Facebook Mobile App Galaxy S20 FeSource: Jeramy Johnson / Android Central

What you need to know

  • Facebook was fined in the UK for failing to provide full information related to its Giphy acquisition.
  • UK regulators imposed a £50.5 million fine on the company due to its failure to submit updates about whether it halted further integration with Giphy after purchasing it.
  • The social media giant has been accused of deliberately breaking that order.

The UK's competition watchdog has fined Facebook £50.5 million (approximately $69.7 million) for failing to submit the necessary information about its Giphy acquisition, marking the first time a company violated such a merger policy.

The UK's Competition and Markets Authority (CMA) said it fined Facebook for violating an initial enforcement order (IEO) that had been in place since June of last year, when the regulators launched an investigation into the company's $400 million acquisition of Giphy. The order was intended to prevent further integration of the two companies and to keep competition as it was before the merger.

Under that order, the social media giant is required to submit full updates to the CMA demonstrating its compliance with the order, which is a standard oversight procedure. Despite repeated warnings from regulators, Facebook allegedly made a concerted effort to conceal the required information.

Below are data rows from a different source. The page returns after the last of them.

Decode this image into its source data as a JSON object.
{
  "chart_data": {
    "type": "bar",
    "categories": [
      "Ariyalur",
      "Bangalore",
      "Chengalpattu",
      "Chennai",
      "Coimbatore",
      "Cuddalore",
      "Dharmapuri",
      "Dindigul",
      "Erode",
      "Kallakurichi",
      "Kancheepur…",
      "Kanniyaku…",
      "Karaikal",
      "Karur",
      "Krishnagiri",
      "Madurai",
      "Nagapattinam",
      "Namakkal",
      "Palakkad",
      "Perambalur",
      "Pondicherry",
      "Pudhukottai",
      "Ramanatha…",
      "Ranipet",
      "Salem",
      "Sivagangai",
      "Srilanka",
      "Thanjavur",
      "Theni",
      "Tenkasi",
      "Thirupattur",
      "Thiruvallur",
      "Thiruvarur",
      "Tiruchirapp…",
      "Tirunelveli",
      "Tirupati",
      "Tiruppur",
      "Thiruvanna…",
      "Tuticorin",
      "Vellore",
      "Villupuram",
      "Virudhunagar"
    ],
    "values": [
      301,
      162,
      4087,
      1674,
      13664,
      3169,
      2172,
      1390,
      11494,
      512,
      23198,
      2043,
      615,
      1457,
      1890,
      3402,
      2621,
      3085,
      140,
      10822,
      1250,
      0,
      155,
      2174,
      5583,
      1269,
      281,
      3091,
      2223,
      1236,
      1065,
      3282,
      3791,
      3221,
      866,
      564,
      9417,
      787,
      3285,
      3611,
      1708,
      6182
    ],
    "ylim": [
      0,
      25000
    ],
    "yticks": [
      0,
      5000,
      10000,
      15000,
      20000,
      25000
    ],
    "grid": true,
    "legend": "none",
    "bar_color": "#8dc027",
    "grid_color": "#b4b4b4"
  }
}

"We strongly disagree with the CMA's unfair decision to punish Facebook for a best effort compliance approach, which the CMA itself ultimately approved," Facebook told Android Central in a statement. "We will review the CMA's decision and consider our options."

In August, the CMA concluded its investigation, noting that the merger could seriously harm competition among social platforms. It claimed that Facebook's ownership of the GIF-creation platform "could lead it to deny other platforms access to its GIFs," referring to the fact that the platform is available on many of the best Android phones and laptops.

While regulators have yet to make a final decision, Facebook's actions are thought to have harmed the CMA's ability to reverse the acquisition. According to the competition authority, the company "significantly limited the scope of those updates."

In addition to the penalty, Facebook has also been fined £500,000 ($700,000) for swapping its chief compliance officer twice with no approval from regulators. Joel Bamford, senior director of mergers at the CMA, said the fines "should serve as a warning to any company that thinks it is above the law."